Hon Hai Precision Industry Co (鴻海精密), which assembles Apple Inc’s iPads and iPhones, yesterday reported that its consolidated revenue last month was the highest in 11 months and had increased 12.86 percent from a month earlier.
Revenue was NT$621.71 billion (US$22.43 billion), up from NT$550.89 billion in October, the company said in a statement.
Last month’s results were in line with market expectations, as the company was gearing up to assemble new iPhone models and other electronics for the year-end shopping season.
Photo: Fang Wei-jie, Taipei Times
Hon Hai is a leading electronics manufacturing service company that primarily manufactures computer hardware, handsets and networking products for major global brands. It has four main business divisions: consumer and intelligent electronics, cloud and networking technology, computing products and components.
Compared with October, Hon Hai said it benefited from robust business at its components division, followed by its consumer and intelligent electronics division, its computing products division and then its cloud and networking businesses.
On an annual basis, revenue was down 8.76 percent, Hon Hai said, adding that its components division reported the highest sales growth, ahead of the cloud and networking, computing products and consumer and intelligent electronics divisions.
The company’s revenue for last month was the second highest on record for November, Hon Hai data showed.
For the first 11 months of the year, revenue totaled NT$5.28 trillion, up 13.67 percent from NT$4.64 trillion in the same period last year and the highest on record for the period.
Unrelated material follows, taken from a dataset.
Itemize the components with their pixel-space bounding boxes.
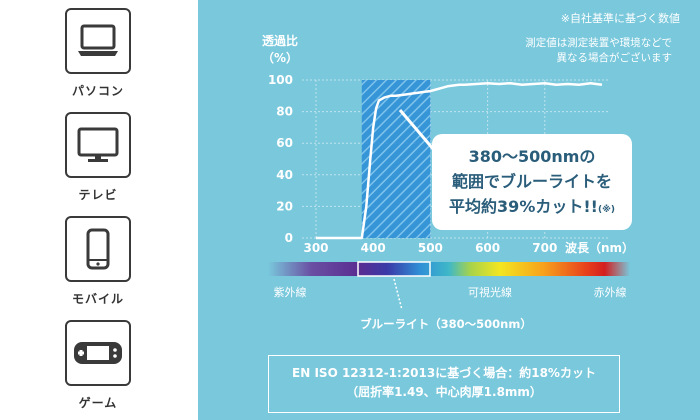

Last week, Bloomberg News reported that Apple had told suppliers that demand for the iPhone 13 lineup had slowed, suggesting that interest among consumers for new iPhones is declining, which could affect the US company’s suppliers in Asia.
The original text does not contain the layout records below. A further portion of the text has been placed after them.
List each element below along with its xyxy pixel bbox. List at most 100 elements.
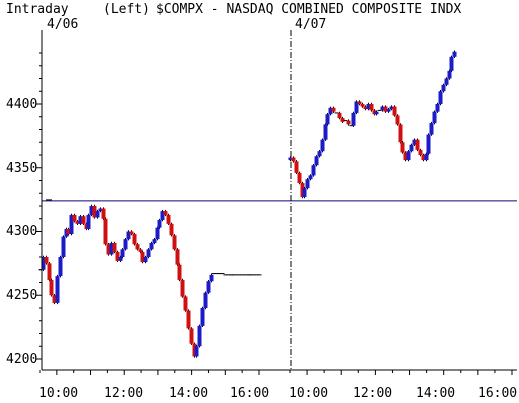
- interval-label: Intraday: [6, 2, 69, 17]
- candle-up: [149, 242, 154, 250]
- candle-up: [120, 249, 125, 257]
- scale-side-label: (Left): [103, 2, 150, 17]
- candle-down: [75, 221, 80, 224]
- candle-up: [406, 151, 411, 161]
- candle-down: [103, 218, 108, 245]
- candle-down: [92, 206, 97, 218]
- candle-down: [49, 279, 54, 296]
- candle-up: [69, 214, 74, 235]
- candle-up: [374, 111, 379, 115]
- candle-up: [432, 111, 437, 124]
- candle-up: [302, 188, 307, 198]
- candle-down: [360, 104, 365, 107]
- candle-down: [44, 257, 49, 264]
- candle-up: [323, 124, 328, 140]
- candle-down: [186, 310, 191, 329]
- candle-down: [166, 214, 171, 224]
- x-tick-label: 16:00: [478, 386, 517, 401]
- day-label-2: 4/07: [295, 17, 326, 32]
- candle-down: [138, 249, 143, 252]
- candle-up: [146, 249, 151, 257]
- candle-down: [129, 231, 134, 235]
- candle-down: [395, 115, 400, 125]
- candle-up: [288, 157, 293, 161]
- candle-down: [383, 106, 388, 112]
- y-tick-label: 4400: [6, 97, 37, 112]
- candle-up: [157, 220, 162, 228]
- candle-up: [206, 281, 211, 293]
- y-tick-label: 4250: [6, 288, 37, 303]
- candle-up: [380, 106, 385, 111]
- candle-up: [354, 101, 359, 113]
- candle-up: [409, 144, 414, 152]
- candle-up: [98, 208, 103, 212]
- candle-down: [415, 139, 420, 150]
- candle-up: [325, 114, 330, 125]
- candle-up: [78, 216, 83, 224]
- candle-up: [152, 239, 157, 243]
- x-axis-labels: 10:00 12:00 14:00 16:00 10:00 12:00 14:0…: [39, 386, 517, 401]
- candle-up: [449, 56, 454, 71]
- candle-down: [363, 106, 368, 110]
- candle-down: [172, 235, 177, 250]
- candle-down: [106, 244, 111, 255]
- candle-up: [58, 257, 63, 277]
- candle-up: [320, 139, 325, 152]
- candle-down: [331, 107, 336, 112]
- candle-up: [197, 325, 202, 347]
- candle-down: [175, 249, 180, 265]
- candle-up: [194, 346, 199, 357]
- candle-down: [294, 161, 299, 173]
- candle-down: [180, 279, 185, 297]
- candle-up: [389, 106, 394, 110]
- y-tick-label: 4200: [6, 352, 37, 367]
- candle-down: [47, 263, 52, 280]
- candle-down: [369, 104, 374, 111]
- candle-up: [126, 231, 131, 240]
- candle-down: [337, 112, 342, 119]
- candle-down: [400, 142, 405, 153]
- candle-up: [109, 242, 114, 255]
- x-tick-label: 14:00: [169, 386, 208, 401]
- x-tick-label: 12:00: [353, 386, 392, 401]
- candle-up: [308, 175, 313, 180]
- candle-down: [81, 216, 86, 224]
- candle-up: [311, 165, 316, 176]
- candle-up: [424, 153, 429, 161]
- candle-up: [441, 84, 446, 92]
- candle-down: [140, 251, 145, 263]
- candle-down: [169, 223, 174, 236]
- candle-up: [61, 236, 66, 257]
- candle-down: [163, 211, 168, 215]
- candle-down: [357, 101, 362, 104]
- x-tick-label: 14:00: [416, 386, 455, 401]
- candle-up: [452, 51, 457, 57]
- candle-up: [435, 104, 440, 112]
- candle-down: [297, 172, 302, 184]
- x-tick-label: 12:00: [104, 386, 143, 401]
- candle-down: [115, 251, 120, 261]
- candle-down: [183, 296, 188, 311]
- candle-down: [112, 242, 117, 252]
- y-tick-label: 4300: [6, 224, 37, 239]
- candle-up: [328, 107, 333, 115]
- candle-up: [55, 276, 60, 303]
- candle-down: [52, 295, 57, 303]
- candle-down: [346, 120, 351, 125]
- candle-down: [403, 152, 408, 161]
- candle-up: [305, 179, 310, 189]
- candle-up: [438, 91, 443, 104]
- candle-down: [421, 155, 426, 161]
- candle-up: [412, 139, 417, 145]
- candle-up: [123, 239, 128, 250]
- candle-down: [392, 106, 397, 116]
- candle-up: [447, 70, 452, 79]
- candle-up: [209, 274, 214, 282]
- candle-up: [95, 211, 100, 218]
- y-axis-labels: 4200 4250 4300 4350 4400: [6, 97, 37, 367]
- candle-up: [41, 257, 46, 270]
- candle-down: [135, 244, 140, 250]
- x-axis-ticks: [39, 370, 513, 375]
- x-tick-label: 10:00: [289, 386, 328, 401]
For Hon Hai, uncertainties from tight component supply and the COVID-19 pandemic to competition from Chinese peers would remain in the near term, analysts said.
While the company has been developing electric vehicle, robot and digital healthcare businesses as potential revenue drivers, their contributions would initially be limited because of low order visibility and Hon Hai’s huge sales scale, analysts said.